El desembarco de grandes proyectos energéticos y tecnológicos sigue alimentando el debate sobre el modelo de desarrollo que se está consolidando en Aragón. Mientras en territorios como el Matarranya la posible implantación de proyectos eólicos provoca una profunda división social, en Zaragoza el conflicto ha estallado por otro motivo.
La llegada de Microsoft, con su propuesta para levantar uno de los mayores centros de datos planteados en la geografía aragonesa, ha puesto en pie de guerra a parte de las personas propietarias de los terrenos sobre los que descansarán las instalaciones.
La parte afectada denuncia que el Gobierno de Aragón les expropia unas parcelas clasificadas en el Plan Urbanístico como suelo urbanizable no delimitado de uso terciario, aplicando una valoración que consideran impropia de esa clasificación urbanística.
Ana Garza es vecina de Calaceit y una de las afectadas, y señala que la tasación, que "no viene ni del Gobierno de Aragón ni del Ayuntamiento de Zaragoza", sino que la ha hecho "un perito contratado por Microsoft", se ha fijado en 1,75 euros el metro cuadrado. Cifra que califican de "precio ridículo", teniendo en cuenta que las fincas están en las inmediaciones de Puerto Venecia.
Según explica la afectada para matarranya.media, "hace un par de años recibimos una llamada anónima de una persona del extranjero que quería comprar los terrenos a un precio irrisorio". Una oferta de compra que la familia rechazó por considerarla muy inferior al valor real de las parcelas.
"Nos dijeron que, si queríamos saber qué empresa estaba detrás de la operación, debíamos firmar un acuerdo de confidencialidad. Nos negamos, y al tiempo descubrimos por prensa de que era Microsoft", relata Ana Garza. Poco después recibieron una nueva llamada en la que, asegura la afectada, se les advirtió que, si no aceptaban la oferta, los terrenos acabarían siendo expropiados.
"Les respondimos que ya nos veríamos en la expropiación". ¿Cuál fue su sorpresa? "El Gobierno de Aragón anunció que iba a tramitar un PIGA (Plan de Interés General de Aragón)", puesto que es un proyecto que "va a generar 3.000 puestos de trabajo". Sin embargo, tal y como alega la afectada, para que Gobierno de Aragón apruebe un PIGA, debería existir un proyecto. Y "por la información que nosotros tenemos", la compañía no ha presentado ningún proyecto. Sólo ha registrado una memoria.

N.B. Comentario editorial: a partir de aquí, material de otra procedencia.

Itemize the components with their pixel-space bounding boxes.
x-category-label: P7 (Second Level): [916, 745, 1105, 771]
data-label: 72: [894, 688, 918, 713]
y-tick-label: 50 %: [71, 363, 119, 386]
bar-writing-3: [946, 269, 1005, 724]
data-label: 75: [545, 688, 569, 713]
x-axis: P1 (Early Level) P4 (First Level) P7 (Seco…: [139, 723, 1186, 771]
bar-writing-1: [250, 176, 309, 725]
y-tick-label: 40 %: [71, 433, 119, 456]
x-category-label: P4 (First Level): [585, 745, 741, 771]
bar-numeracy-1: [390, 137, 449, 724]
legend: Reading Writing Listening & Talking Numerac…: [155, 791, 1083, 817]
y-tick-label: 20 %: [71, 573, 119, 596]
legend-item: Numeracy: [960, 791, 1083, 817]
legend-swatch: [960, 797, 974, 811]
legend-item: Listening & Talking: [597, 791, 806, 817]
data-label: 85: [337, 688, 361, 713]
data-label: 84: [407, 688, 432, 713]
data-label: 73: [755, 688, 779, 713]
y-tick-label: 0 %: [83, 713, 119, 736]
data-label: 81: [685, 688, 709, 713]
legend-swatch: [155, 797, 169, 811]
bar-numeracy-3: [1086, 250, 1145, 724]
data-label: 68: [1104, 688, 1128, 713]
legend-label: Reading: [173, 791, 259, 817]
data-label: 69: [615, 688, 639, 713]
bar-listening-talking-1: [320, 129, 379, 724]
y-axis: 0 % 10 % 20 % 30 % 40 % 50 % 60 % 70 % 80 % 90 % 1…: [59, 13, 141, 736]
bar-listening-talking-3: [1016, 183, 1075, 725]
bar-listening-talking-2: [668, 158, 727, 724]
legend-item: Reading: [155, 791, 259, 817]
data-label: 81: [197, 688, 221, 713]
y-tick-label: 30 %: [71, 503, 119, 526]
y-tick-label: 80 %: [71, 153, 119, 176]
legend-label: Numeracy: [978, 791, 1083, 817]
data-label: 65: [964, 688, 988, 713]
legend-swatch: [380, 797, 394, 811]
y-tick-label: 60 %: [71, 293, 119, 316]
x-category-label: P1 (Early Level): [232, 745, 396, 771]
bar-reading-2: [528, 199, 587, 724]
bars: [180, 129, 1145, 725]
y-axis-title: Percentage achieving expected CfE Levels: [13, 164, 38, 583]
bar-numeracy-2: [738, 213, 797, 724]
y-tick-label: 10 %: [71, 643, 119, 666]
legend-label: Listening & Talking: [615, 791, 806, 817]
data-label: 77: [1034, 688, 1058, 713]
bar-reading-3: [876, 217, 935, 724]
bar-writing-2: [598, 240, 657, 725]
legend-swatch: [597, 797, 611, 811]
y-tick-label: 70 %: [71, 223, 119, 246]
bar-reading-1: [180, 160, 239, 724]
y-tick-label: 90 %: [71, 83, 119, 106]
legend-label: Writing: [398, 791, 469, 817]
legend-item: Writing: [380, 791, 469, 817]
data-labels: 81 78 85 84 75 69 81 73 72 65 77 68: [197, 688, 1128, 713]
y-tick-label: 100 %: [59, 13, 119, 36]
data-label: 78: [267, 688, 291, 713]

Sin embargo, Ana Garza sostiene que esa memoria ha bastado para que Gobierno de Aragón y Ayuntamiento de Zaragoza hayan seguido adelante con el proceso. De hecho, "ni siquiera podemos acceder a los terrenos. Están vallados y han comenzado los trabajos de limpieza", denuncia.
Además, la afectada explica que, a su juicio, el procedimiento de expropiación no ha seguido los cauces habituales. Si bien los afectados presentaron la correspondiente hoja de aprecio donde valoraban sus fincas, desde la administración recibieron una contestación anunciándoles que ya habían sido expropiados.
"No hemos cobrado ni un duro, el Gobierno de Aragón ya ha puesto mis terrenos a nombre de Microsoft y no hemos podido defender lo que consideramos el valor real de las parcelas". Asimismo, Ana Garza asegura que la multinacional ya había accedido a los terrenos antes incluso de que el cambio de titularidad les fuese comunicado de manera oficial, un hecho que, junto a otras familias afectadas por el futuro centro de datos, han llevado a los tribunales.
Según explicó el rotativo El Mundo, Microsoft sostiene que el proceso se ajusta a la legalidad, mientras que el Gobierno de Aragón defiende el interés general de dicho proyecto.
Las palabras de Ana Garza encuentran eco en el Matarranya, donde se vive con recelo el avance de proyectos vinculados a los centros de datos y al consumo que precisan, tanto de agua como de energía. Y es que, si bien parecen conflictos independientes, comparten una misma esencia: el trato de favor a grandes multinacionales cuya capacidad de influencia sitúa sus intereses por encima de los derechos patrimoniales y las necesidades del territorio que habitan.